今さら聞けないお中元の常識
お中元とは
お中元は、中国三大宗教・「道教」の祭日「三元(上元・中元・下元)」のなかの、「中元」に由来します。中元は旧暦で7月15日にあたり、罪を償うため火をたき、神に祈る行事として位置づけられていました。仏教が日本へ伝わると、「中元」は先祖供養をする「お盆」の行事と一体化して独自の文化になりました。先祖を敬う気持ちから、お世話になった人に感謝の気持ちを表す贈り物をする風習へ変化していったといわれています。
お中元を贈る時期
地方によって異なりますが、7月上旬~15日を目安に贈るのが一般的です。ここ数年の傾向として、6月下旬ごろから贈ることもあるようです。

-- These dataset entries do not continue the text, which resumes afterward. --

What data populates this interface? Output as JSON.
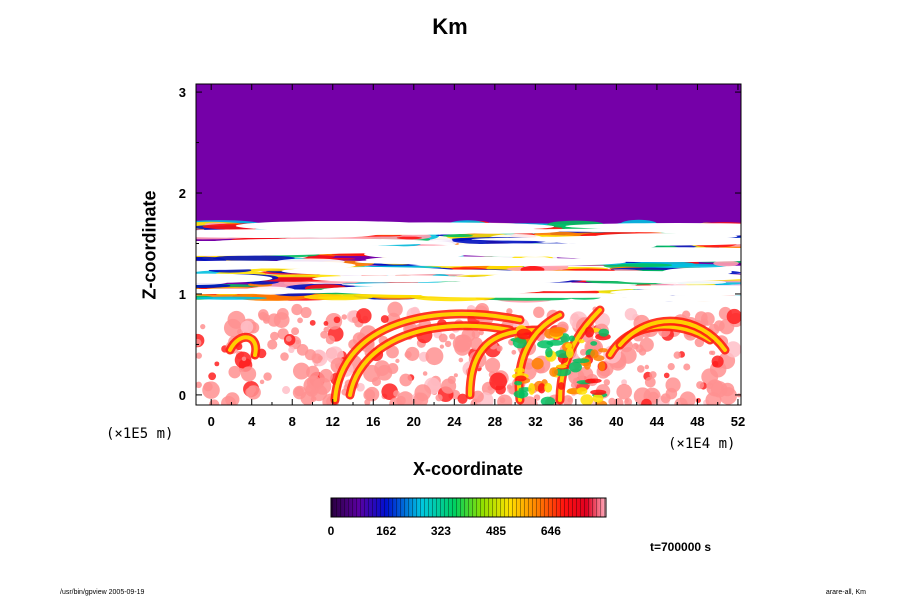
{
  "chart_data": {
    "type": "heatmap",
    "title": "Km",
    "xlabel": "X-coordinate",
    "ylabel": "Z-coordinate",
    "x_unit": "(×1E4 m)",
    "y_unit": "(×1E5 m)",
    "xlim": [
      -1.5,
      52.3
    ],
    "ylim": [
      -0.1,
      3.08
    ],
    "x_ticks": [
      "0",
      "4",
      "8",
      "12",
      "16",
      "20",
      "24",
      "28",
      "32",
      "36",
      "40",
      "44",
      "48",
      "52"
    ],
    "y_ticks": [
      "0",
      "1",
      "2",
      "3"
    ],
    "colorbar": {
      "min": 0,
      "max": 808,
      "tick_labels": [
        "0",
        "162",
        "323",
        "485",
        "646"
      ],
      "colormap": "rainbow (purple-blue-cyan-green-yellow-red-pink)"
    },
    "regions": [
      {
        "description": "stable upper layer, value near 0",
        "z_range": [
          1.7,
          3.08
        ],
        "color": "#7500a8"
      },
      {
        "description": "turbulent layered band",
        "z_range": [
          0.95,
          1.7
        ]
      },
      {
        "description": "convective boundary layer with plumes",
        "z_range": [
          -0.1,
          0.95
        ]
      }
    ]
  },
  "annotations": {
    "time": "t=700000 s",
    "footer_left": "/usr/bin/gpview 2005-09-19",
    "footer_right": "arare-all, Km"
  }
}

もし、やむを得ず7月15日以降に贈る場合は、「暑中御見舞」あるいは「暑中御伺い」、8月の立秋以降は「残暑御見舞」または「残暑御伺い」として贈りましょう。
何を贈ればいいの?
お中元に贈る品物の相場は、3000円~5000円前後です。品物を選ぶときには、家族構成や贈る相手の嗜好、季節柄などを考慮するといいでしょう。たとえば、子どもの多い家庭であればお菓子やジュースの詰め合わせ、お酒が好きな方であればビールのセット、季節に配慮して夏の暑さを和らげる冷たい羊羹や果物などがおすすめです。ほかの方と品物が被るのが気になる場合は、地元の名産品などを選ぶとよいでしょう。
もしも送り先の家族構成や好みがわからない場合は、洗濯用洗剤など日用品のセットなどが無難でしょう。いずれにしても相手のことを考えて、喜んでもらえそうな品を選ぶことがポイントです。
お中元の贈り方
本来は相手の家を訪問して直接渡すのが礼儀ですが、ライフスタイルの変化にともない、現在は宅配便で贈るケースがほとんどです。その際は、品物が届くタイミングで送り状を別送、もしくは品物に同封すると好印象です。送り状には、普段お世話になっていることへの感謝の気持ちを添えるのがマナー。別送の場合には、感謝の言葉以外にも、ギフトを贈った旨を記しておきましょう。
また、お中元は祝い事ではなく、日ごろの感謝の気持ちを伝える行事のため、基本的には相手が喪中でも贈り物をして問題ないとされています。ただし、不幸があったばかりで四十九日も過ぎていないといった場合は、配慮がなく失礼に当たるので避けましょう。
お中元をいただく機会は年々減ってきているぶん、送られてくると嬉しいものですよね。この機会に、お世話になった方に心を込めて贈りましょう。